This week, the Daily Office Lectionary (the schedule that takes pray-ers and read-ers through most of the Bible in the course of two years, found in the back of any Book of Common Prayer, and online in various locations, like this) has been taking us through Isaiah. This prophet’s words are major faves for Messianic imagery and promise–Isaiah’s are the words ones Jesus quotes most during his ministry as recorded in the Gospels. They’ve been fertilizing my heart the last few weeks (and months–in our women’s Bible Study); here are a few thoughts on two verses from Isaiah 43, part of the Lectionary’s reading in the last week.
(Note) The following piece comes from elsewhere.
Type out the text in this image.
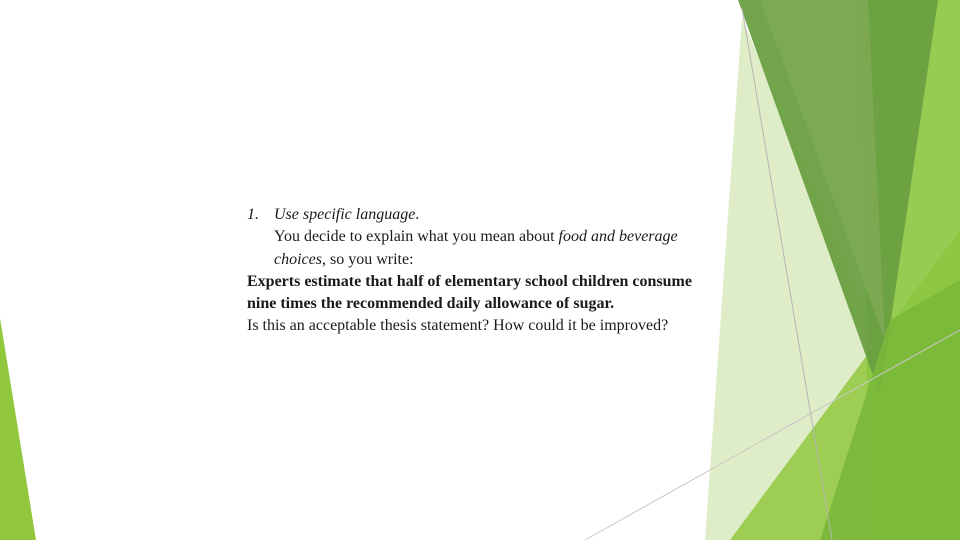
1. Use specific language.

You decide to explain what you mean about food and beverage choices, so you write:

Experts estimate that half of elementary school children consume nine times the recommended daily allowance of sugar.

Is this an acceptable thesis statement? How could it be improved?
“When you pass through the water, I will be with you; and through the rivers, they shall not overwhelm you; when you walk through fire you shall not be burned, and the flame shall not consume you.” Isaiah 43:2
We have, we do, we will face rivers and fires–storms of relationships and financial stability and physical/mental health–there is no promise God ever makes that we will be shielded or that we can avoid trials and pain in our lives. The promise made to us here is that when we face pain and trials, because we will, we won’t be drowned or choked or suffocated or burned or consumed–we won’t be killed. When we face pain, we have an opportunity to grow and learn and to become stronger through the trouble we’re encountering. If we stick stubbornly to God, like a burr on a dog’s coat, our trials become moments that we can learn trust, and we can come out the other side stronger and happier and closer to God than before.
“I am about to do a new thing; now it springs forth, do you not perceive it? I will make a way in the wilderness and rivers in the desert.” Isaiah 43:19
We don’t experience much physical wilderness in our day & age–there aren’t any places on the earth that haven’t at least been mapped, if not overrun with people and paths and conveniences (especially in the US)–but perhaps you can imagine what it might be like to stand on the edge of a desert, or at the end of the road leading into the nature preserve (if that’s the closest we can imagine to “wilderness”!), and try to conceive a way through the uncharted space to wherever it is we’re supposed to go. Even if it’s like a park, and there are paths running through this “wilderness,” such ready-made paths never seem to go quite the right direction. Though we face areas of wilderness in our lives–relationships that are stuck and have no clear direction out of the mud, medical or financial or other problems that have only walls and uncertainty–God will guide your path (the one for just you–not a pre-made, well-worn path, perhaps).
Beautiful and scary – like nature, like you, like me.